BRASILCom general, Bolsonaro vai ao Araguaia

Foto: Dida Sampaio / Estadão

Jair Bolsonaro

O pré-candidato do PSL ao Palácio do Planalto nas eleições 2018, deputado Jair Bolsonaro, fará nesta quinta-feira, 12, um périplo por Marabá, no sudeste paraense, cidade marcada pela repressão militar à Guerrilha do Araguaia, nos anos 1970, que deixou dezenas de mortos de ambos os lados, além de desaparecidos. Décadas depois da atuação das tropas, a região continua marcada por conflitos – ocupa a 11.ª posição no ranking do Atlas da Violência, produzido pelo Instituto de Pesquisa Econômica Aplicada (Ipea) e pelo Fórum Brasileiro de Segurança Pública – e ainda tem forte presença das Forças Armadas. Na agenda do pré-candidato, o principal ponto será uma visita à sede da 23.ª Brigada de Infantaria do Exército, com a participação de “todos” os comandantes dos quartéis de Marabá. Ao lado de Bolsonaro estará um dos ex-comandantes militares da Amazônia, o general da reserva Augusto Heleno Ribeiro Pereira. Cotado para vice na chapa do presidenciável, o general disse que o passado da guerrilha está superado e não tem conexão com o presente. “É uma viagem sentimental”, afirmou.
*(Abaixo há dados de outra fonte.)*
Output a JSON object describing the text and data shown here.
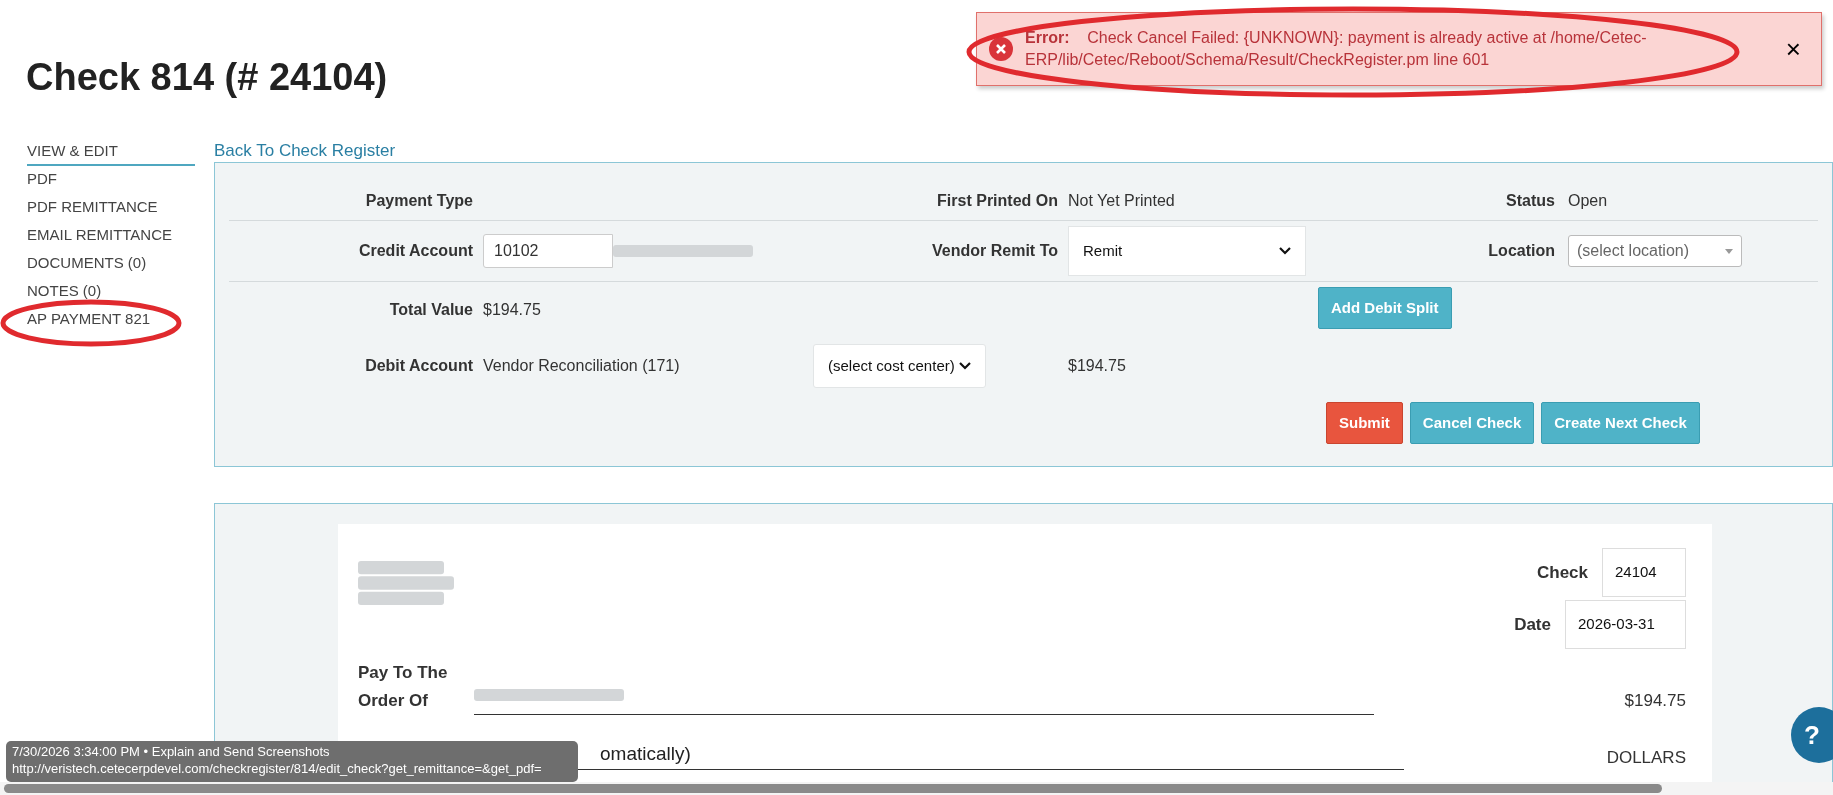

O general Heleno lembrou que foi da brigada de Marabá que saiu um contingente importante para atuar na missão das Nações Unidas no Haiti, comandada por ele em 2004 e 2005. Ele reconheceu que a área não é rota de narcotráfico nem região de fronteira para manter uma grande presença do Exército, mas é emblemática por sua complexidade. “É uma região enorme no coração da Amazônia Oriental, de grandes problemas internos, de desmatamento, de conflitos sociais e atuação de movimentos de reforma agrária. Politicamente, é importante manter uma tropa.” Se na época do combate à guerrilha, a selva do Pará chegou a abrigar 2 mil homens do Exército, as seis unidades militares na região mantêm atualmente o dobro de soldados.